Providers are Terraform's plugin system — they connect Terraform to cloud APIs. Resources are the infrastructure objects you create through those providers.
Providers
A provider is responsible for understanding API interactions with a specific service.
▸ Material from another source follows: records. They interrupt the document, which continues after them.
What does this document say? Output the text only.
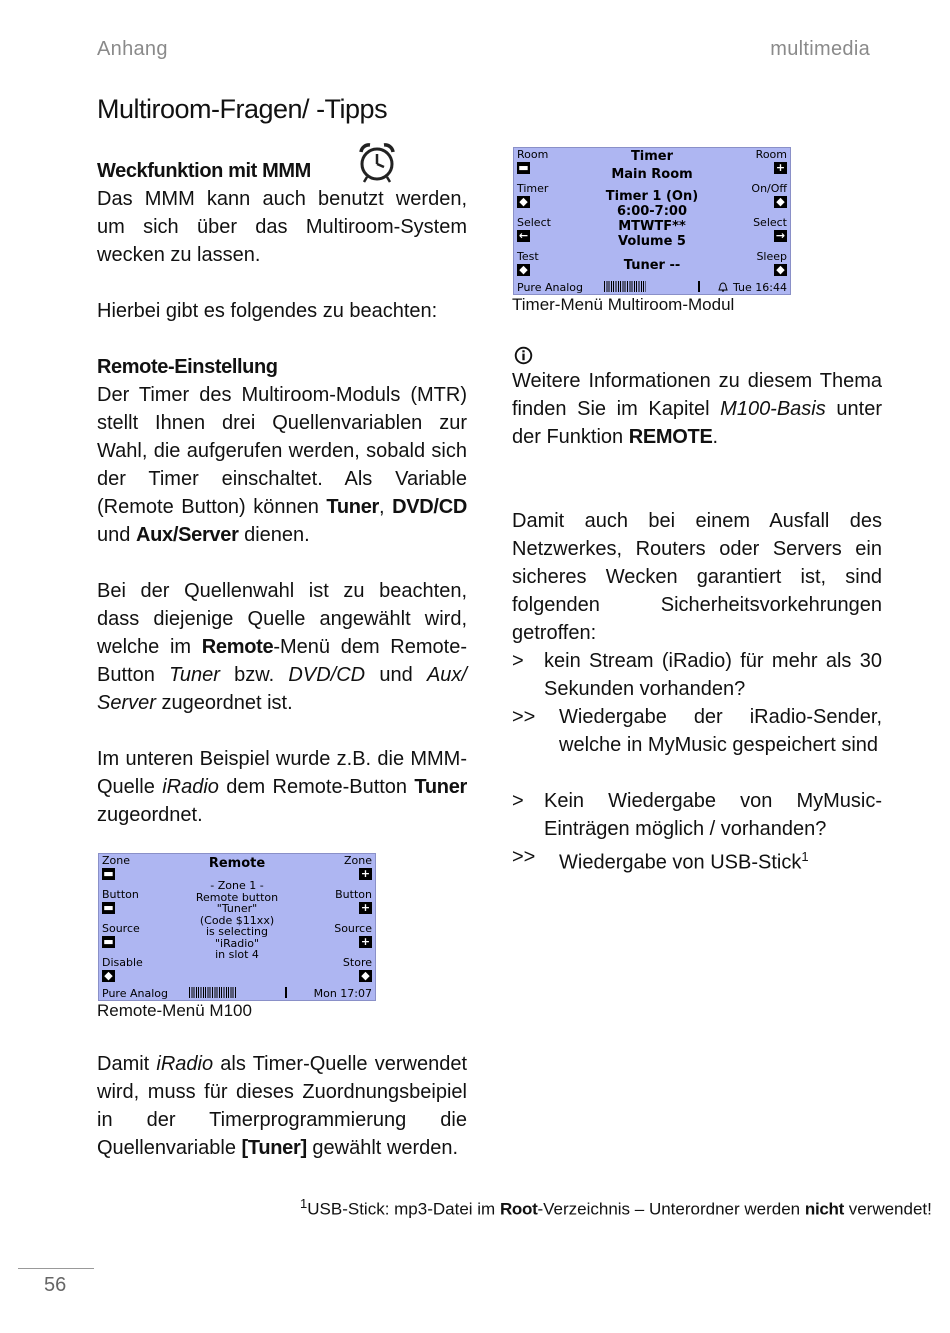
Anhang	multimedia
Multiroom-Fragen/ -Tipps

Weckfunktion mit MMM

Das MMM kann auch benutzt werden, um sich über das Multiroom-System wecken zu lassen.

Hierbei gibt es folgendes zu beachten:

Remote-Einstellung

Der Timer des Multiroom-Moduls (MTR) stellt Ihnen drei Quellenvariablen zur Wahl, die aufgerufen werden, sobald sich der Timer einschaltet. Als Variable (Remote Button) können Tuner, DVD/CD und Aux/Server dienen.

Bei der Quellenwahl ist zu beachten, dass diejenige Quelle angewählt wird, welche im Remote-Menü dem Remote-Button Tuner bzw. DVD/CD und Aux/ Server zugeordnet ist.

Im unteren Beispiel wurde z.B. die MMM-Quelle iRadio dem Remote-Button Tuner zugeordnet.

Remote
Zone
▬
Button
▬
Source
▬
Disable
◆
Zone
+
Button
+
Source
+
Store
◆
- Zone 1 -
Remote button
"Tuner"
(Code $11xx)
is selecting
"iRadio"
in slot 4
Pure Analog	Mon 17:07
Remote-Menü M100

Damit iRadio als Timer-Quelle verwendet wird, muss für dieses Zuordnungsbeipiel in der Timerprogrammierung die Quellenvariable [Tuner] gewählt werden.

Timer
Main Room
Room
▬
Timer
◆
Select
←
Test
◆
Room
+
On/Off
◆
Select
→
Sleep
◆
Timer 1 (On)
6:00-7:00
MTWTF**
Volume 5
Tuner --
Pure Analog	Tue 16:44
Timer-Menü Multiroom-Modul

Weitere Informationen zu diesem Thema finden Sie im Kapitel M100-Basis unter der Funktion REMOTE.

Damit auch bei einem Ausfall des Netzwerkes, Routers oder Servers ein sicheres Wecken garantiert ist, sind folgenden Sicherheitsvorkehrungen getroffen:

> kein Stream (iRadio) für mehr als 30 Sekunden vorhanden?
>> Wiedergabe der iRadio-Sender, welche in MyMusic gespeichert sind
> Kein Wiedergabe von MyMusic-Einträgen möglich / vorhanden?
>> Wiedergabe von USB-Stick$^1$
$^1$USB-Stick: mp3-Datei im Root-Verzeichnis – Unterordner werden nicht verwendet!
56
You configure providers in your Terraform code.
Configuring a Provider
terraform {
required_providers {
aws = {
source = "hashicorp/aws"
version = "~> 5.0"
}
cloudflare = {
source = "cloudflare/cloudflare"
version = "~> 4.0"
}
}
}
provider "aws" {
region = "us-east-1"
}
provider "cloudflare" {
api_token = var.cloudflare_api_token
}Version Constraints
| Constraint | Meaning |
|---|---|
= 5.0.0 | Exactly this version |
>= 5.0 | This version or newer |
~> 5.0 | Any 5.x version (allows minor updates) |
~> 5.82.0 | Any 5.82.x version (allows patch updates) |
>= 5.0, < 6.0 | Range |
Always pin your provider versions. Unpinned providers can break your infrastructure when a new version introduces breaking changes.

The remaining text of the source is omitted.